No es amor (aunque lo parezca)


El debate migratorio es un epítome de una conversación pública enferma. Un espacio lleno de ruido y prejuicios; excesivo en sus formas y limitado en sus contenidos; desinformado, polarizante y, demasiado a menudo, mentiroso. Los que decimos que la inmigración es un fenómeno esencialmente positivo culpamos de esta situación a quienes no comparten nuestra opinión, empezando por la ultraderecha. Pero, ¿qué hay de nosotros, los “buenos”? ¿Qué responsabilidad tenemos en la perpetuación de un relato que reduce la movilidad humana a categorías patológicas?

Esta es una de las preguntas que se hace el informe Narrativas migratorias del amor, presentado recientemente por la Fundación porCausa. En su disección del discurso público sobre la movilidad humana, el estudio apunta algunas pistas de lo que podría funcionar mejor y peor a la hora de transformar la narrativa imperante. Y los de mi parroquia no salimos muy bien parados.

El reproche principal es simple: cuando se trata al inmigrante como víctima, se establece con esa persona una relación vertical y de extrañamiento. Por utilizar lenguaje evangélico, la caridad reemplaza a la compasión, que sería el ejercicio básico de empatía y de igualación.

Este es el marco que se repite día tras día en los noticieros, las campañas de las ONG o los discursos políticos de la izquierda: la obsesión por la tragedia de la frontera Sur, el ensalzamiento del héroe blanco salvador, la certeza de que el migrante debe ser rescatado de su situación, la ignorancia de la agenda política de ese individuo. Todos estos factores –que replican la narrativa humanitaria y de la ayuda al desarrollo, y que destilan una fragancia pseudo colonial– establecen una brecha insalvable entre ellos y nosotros.

¿Saben lo que más ayudaría a cambiar la narrativa migratoria? Que gente como yo hable menos y el espacio sea ocupado por quienes pueden hablar en primera persona

Como recuerda porCausa citando un informe del proyecto BRIDGES, la narrativa humanitaria ha sido empleada desde hace décadas para justificar las políticas más regresivas. En su autorrelato, los gobiernos de la UE no impermeabilizan las fronteras por maldad o xenofobia, sino para proteger a los “pobres migrantes” de las mafias de la trata. Del mismo modo, compran la colaboración de los regímenes más despreciables para evitar que esos “pobres individuos” se enfrenten a los riesgos de una ruta migratoria (sobre los riesgos de quedarse no dicen nada).
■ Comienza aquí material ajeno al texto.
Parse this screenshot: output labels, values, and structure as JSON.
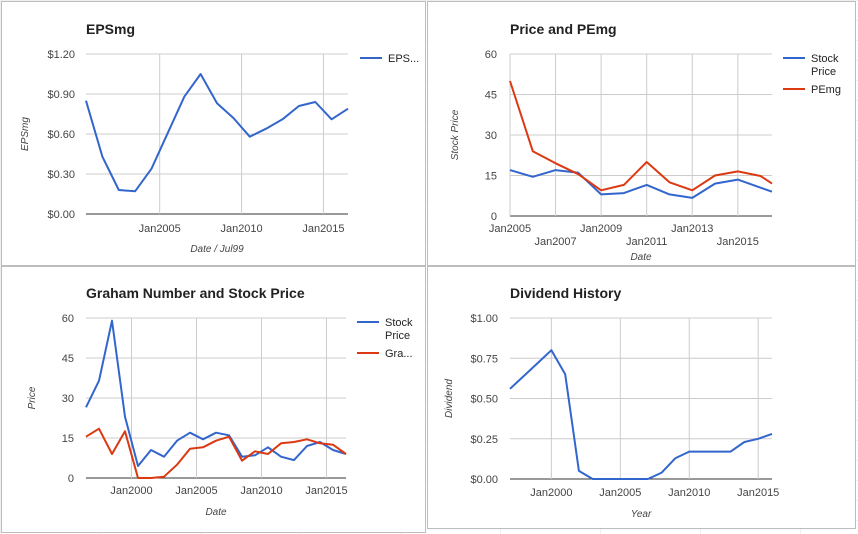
{
  "chart_data": [
    {
      "type": "line",
      "title": "EPSmg",
      "xlabel": "Date / Jul99",
      "ylabel": "EPSmg",
      "ylim": [
        0,
        1.2
      ],
      "xlim": [
        2000.5,
        2016.5
      ],
      "grid": true,
      "legend": "right",
      "yticks": [
        {
          "v": 0,
          "label": "$0.00"
        },
        {
          "v": 0.3,
          "label": "$0.30"
        },
        {
          "v": 0.6,
          "label": "$0.60"
        },
        {
          "v": 0.9,
          "label": "$0.90"
        },
        {
          "v": 1.2,
          "label": "$1.20"
        }
      ],
      "xticks": [
        {
          "v": 2005,
          "label": "Jan2005",
          "row": 0
        },
        {
          "v": 2010,
          "label": "Jan2010",
          "row": 0
        },
        {
          "v": 2015,
          "label": "Jan2015",
          "row": 0
        }
      ],
      "series": [
        {
          "name": "EPS...",
          "color": "#3366cc",
          "x": [
            2000.5,
            2001.5,
            2002.5,
            2003.5,
            2004.5,
            2005.5,
            2006.5,
            2007.5,
            2008.5,
            2009.5,
            2010.5,
            2011.5,
            2012.5,
            2013.5,
            2014.5,
            2015.5,
            2016.5
          ],
          "y": [
            0.85,
            0.43,
            0.18,
            0.17,
            0.34,
            0.61,
            0.88,
            1.05,
            0.83,
            0.72,
            0.58,
            0.64,
            0.71,
            0.81,
            0.84,
            0.71,
            0.79
          ]
        }
      ]
    },
    {
      "type": "line",
      "title": "Price and PEmg",
      "xlabel": "Date",
      "ylabel": "Stock Price",
      "ylim": [
        0,
        60
      ],
      "xlim": [
        2005,
        2016.5
      ],
      "grid": true,
      "legend": "right",
      "yticks": [
        {
          "v": 0,
          "label": "0"
        },
        {
          "v": 15,
          "label": "15"
        },
        {
          "v": 30,
          "label": "30"
        },
        {
          "v": 45,
          "label": "45"
        },
        {
          "v": 60,
          "label": "60"
        }
      ],
      "xticks": [
        {
          "v": 2005,
          "label": "Jan2005",
          "row": 0
        },
        {
          "v": 2007,
          "label": "Jan2007",
          "row": 1
        },
        {
          "v": 2009,
          "label": "Jan2009",
          "row": 0
        },
        {
          "v": 2011,
          "label": "Jan2011",
          "row": 1
        },
        {
          "v": 2013,
          "label": "Jan2013",
          "row": 0
        },
        {
          "v": 2015,
          "label": "Jan2015",
          "row": 1
        }
      ],
      "series": [
        {
          "name": "Stock Price",
          "color": "#3366cc",
          "x": [
            2005,
            2006,
            2007,
            2008,
            2009,
            2010,
            2011,
            2012,
            2013,
            2014,
            2015,
            2016,
            2016.5
          ],
          "y": [
            17,
            14.5,
            17,
            16,
            8,
            8.5,
            11.5,
            8,
            6.7,
            12,
            13.5,
            10.5,
            9
          ]
        },
        {
          "name": "PEmg",
          "color": "#dc3912",
          "x": [
            2005,
            2006,
            2007,
            2008,
            2009,
            2010,
            2011,
            2012,
            2013,
            2014,
            2015,
            2016,
            2016.5
          ],
          "y": [
            50,
            24,
            19.5,
            15.5,
            9.5,
            11.5,
            20,
            12.5,
            9.5,
            15,
            16.5,
            14.8,
            12
          ]
        }
      ]
    },
    {
      "type": "line",
      "title": "Graham Number and Stock Price",
      "xlabel": "Date",
      "ylabel": "Price",
      "ylim": [
        0,
        60
      ],
      "xlim": [
        1996.5,
        2016.5
      ],
      "grid": true,
      "legend": "right",
      "yticks": [
        {
          "v": 0,
          "label": "0"
        },
        {
          "v": 15,
          "label": "15"
        },
        {
          "v": 30,
          "label": "30"
        },
        {
          "v": 45,
          "label": "45"
        },
        {
          "v": 60,
          "label": "60"
        }
      ],
      "xticks": [
        {
          "v": 2000,
          "label": "Jan2000",
          "row": 0
        },
        {
          "v": 2005,
          "label": "Jan2005",
          "row": 0
        },
        {
          "v": 2010,
          "label": "Jan2010",
          "row": 0
        },
        {
          "v": 2015,
          "label": "Jan2015",
          "row": 0
        }
      ],
      "series": [
        {
          "name": "Stock Price",
          "color": "#3366cc",
          "x": [
            1996.5,
            1997.5,
            1998.5,
            1999.5,
            2000.5,
            2001.5,
            2002.5,
            2003.5,
            2004.5,
            2005.5,
            2006.5,
            2007.5,
            2008.5,
            2009.5,
            2010.5,
            2011.5,
            2012.5,
            2013.5,
            2014.5,
            2015.5,
            2016.5
          ],
          "y": [
            26.5,
            36.5,
            59,
            23,
            4.5,
            10.5,
            8,
            14,
            17,
            14.5,
            17,
            16,
            8,
            8.5,
            11.5,
            8,
            6.7,
            12,
            13.5,
            10.5,
            9
          ]
        },
        {
          "name": "Gra...",
          "color": "#dc3912",
          "x": [
            1996.5,
            1997.5,
            1998.5,
            1999.5,
            2000.5,
            2001.5,
            2002.5,
            2003.5,
            2004.5,
            2005.5,
            2006.5,
            2007.5,
            2008.5,
            2009.5,
            2010.5,
            2011.5,
            2012.5,
            2013.5,
            2014.5,
            2015.5,
            2016.5
          ],
          "y": [
            15.5,
            18.5,
            9,
            17.5,
            0,
            0,
            0.5,
            5,
            11,
            11.5,
            14,
            15.5,
            6.5,
            10,
            9,
            13,
            13.5,
            14.5,
            13,
            12.5,
            9
          ]
        }
      ]
    },
    {
      "type": "line",
      "title": "Dividend History",
      "xlabel": "Year",
      "ylabel": "Dividend",
      "ylim": [
        0,
        1
      ],
      "xlim": [
        1997,
        2016
      ],
      "grid": true,
      "legend": "none",
      "yticks": [
        {
          "v": 0,
          "label": "$0.00"
        },
        {
          "v": 0.25,
          "label": "$0.25"
        },
        {
          "v": 0.5,
          "label": "$0.50"
        },
        {
          "v": 0.75,
          "label": "$0.75"
        },
        {
          "v": 1,
          "label": "$1.00"
        }
      ],
      "xticks": [
        {
          "v": 2000,
          "label": "Jan2000",
          "row": 0
        },
        {
          "v": 2005,
          "label": "Jan2005",
          "row": 0
        },
        {
          "v": 2010,
          "label": "Jan2010",
          "row": 0
        },
        {
          "v": 2015,
          "label": "Jan2015",
          "row": 0
        }
      ],
      "series": [
        {
          "name": "",
          "color": "#3366cc",
          "x": [
            1997,
            1998,
            1999,
            2000,
            2001,
            2002,
            2003,
            2004,
            2005,
            2006,
            2007,
            2008,
            2009,
            2010,
            2011,
            2012,
            2013,
            2014,
            2015,
            2016
          ],
          "y": [
            0.56,
            0.64,
            0.72,
            0.8,
            0.65,
            0.05,
            0,
            0,
            0,
            0,
            0,
            0.04,
            0.13,
            0.17,
            0.17,
            0.17,
            0.17,
            0.23,
            0.25,
            0.28
          ]
        }
      ]
    }
  ]
}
En este marco narrativo tal vez las migraciones no sean una amenaza, pero seguro que son un problema que debe ser resuelto o evitado, nunca estimulado. Por eso, dice el informe, lo que parece amor no lo es tanto.

En parte, la solución a este desafío está en nuestra capacidad para ampliar los temas de conversación. Es cierto que muchos migrantes son víctimas de una tragedia humanitaria que debemos tener muy presente. Pero también lo es que muchos más protagonizan historias cotidianas de superación, integración y normalidad que rara vez son contadas. Que los inmigrantes contribuyen con su trabajo a apuntalar el bienestar de nuestras sociedades. Que comparten nuestras mismas aspiraciones y miedos. En fin, que algunos delinquen y otros defraudan a Hacienda. Nos parecemos tanto, que a veces se nos olvida que todos somos migrantes, porque todas somos el resultado de un movimiento –haber cruzado o no una frontera es una pura casualidad– y todos nos reservamos el derecho a jugar esa carta cuando las circunstancias lo requieran.

En parte, la solución está en ampliar la diversidad de los que conversamos. ¿Saben lo que más ayudaría a cambiar la narrativa migratoria? Que gente como yo hable menos y el espacio sea ocupado por quienes pueden hablar en primera persona.